Os números do GLOBOCAN 2022 para Portugal apontam para a existência de 682 novos casos de cancro do ovário naquele ano, um dos cancros de maior letalidade no sexo feminino.

Os sintomas, “muito inespecíficos e insidiosos”, como explica Lúcia Correia, podem ser um dos motivos para o diagnóstico tardio. Além disso, podem ser sintomas facilmente associados a outras causas, como dor pélvica ou abdominal, aumento do volume abdominal, sensação de enfartamento, cansaço fácil, queixas gastrointestinais ou urinárias, perda de peso, hemorragia vaginal, entre outros. Em casos mais raros as doentes podem apresentar-se “assintomáticas e o diagnóstico ser feito na sequência da realização de exames ou cirurgias por outro motivo”, afirma Mónica Pires, também membro da Sociedade Portuguesa de Ginecologia.

Segundo esta especialista, “entre todos os fatores de risco conhecidos, as mutações genéticas são responsáveis por 20-25% dos casos de cancro do ovário, sendo as mutações nos genes BRCA 1 e 2 as de maior risco”. Mas, acrescenta, “ter uma mutação BRCA não significa ter um cancro”. “Há múltiplos fatores genéticos, ambientais e do próprio indivíduo que influenciam o risco de aparecimento de cancro, pelo que muitas portadoras não desenvolvem a doença. As mulheres portadoras de uma mutação BRCA podem optar por estratégias de diminuição de risco, seja por um rastreio mais precoce e intensivo no caso de cancro da mama, seja por cirurgias redutoras de risco como a mastectomia profilática ou a salpingooforectomia profilática (remoção de ovários e trompas) após cumprir o seu projeto reprodutivo. Nas mulheres já com diagnóstico de cancro, nomeadamente cancro do ovário, o conhecimento da existência de uma mutação BRCA permite à equipa multidisciplinar a adequação do tratamento.”

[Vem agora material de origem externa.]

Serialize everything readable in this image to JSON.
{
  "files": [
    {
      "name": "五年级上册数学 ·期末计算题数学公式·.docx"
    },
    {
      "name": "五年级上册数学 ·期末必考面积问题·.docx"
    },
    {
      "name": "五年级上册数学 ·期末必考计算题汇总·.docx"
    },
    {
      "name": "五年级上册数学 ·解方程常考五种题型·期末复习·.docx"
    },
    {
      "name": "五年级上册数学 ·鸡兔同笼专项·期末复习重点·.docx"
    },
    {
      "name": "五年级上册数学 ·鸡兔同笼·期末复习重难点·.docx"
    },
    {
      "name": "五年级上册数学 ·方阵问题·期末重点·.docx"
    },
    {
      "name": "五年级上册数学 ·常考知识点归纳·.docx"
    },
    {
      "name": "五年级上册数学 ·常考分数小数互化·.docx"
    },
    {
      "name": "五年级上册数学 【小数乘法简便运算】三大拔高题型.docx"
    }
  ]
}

Quanto ao cancro do ovário, o principal motivo da inexistência de um programa de rastreio eficaz prende-se com a biologia e história natural da doença. À luz do conhecimento atual, as lesões percursoras descritas não são detetáveis pelos diferentes métodos de imagem ou por marcadores bioquímicos. Quando surge a transformação maligna, a sua evolução e metastização, particularmente intra-abdominal, é precoce e pouco sintomática, motivo por que a maioria (>75%) dos cancros do ovário são detetados em fases avançadas.

Mónica Pires salienta ainda que a falta de acompanhamento ginecológico regular em Portugal é também uma realidade. “O recurso ao atendimento em serviço de urgência acaba por ser uma alternativa, justificada, muitas vezes, pela rápida progressão da doença que se traduz frequentemente em distensão abdominal ou dor”.

Para melhorar o diagnóstico precoce, esta especialista defende a necessidade de “literacia na saúde, educação para a prevenção e importância da valorização de determinados sinais ou sintomas.” Lúcia Correia concorda, reforçando que “as mulheres que pertencem a grupos de alto risco, como as portadoras de mutações genéticas, devem ser acompanhadas em unidades específicas”.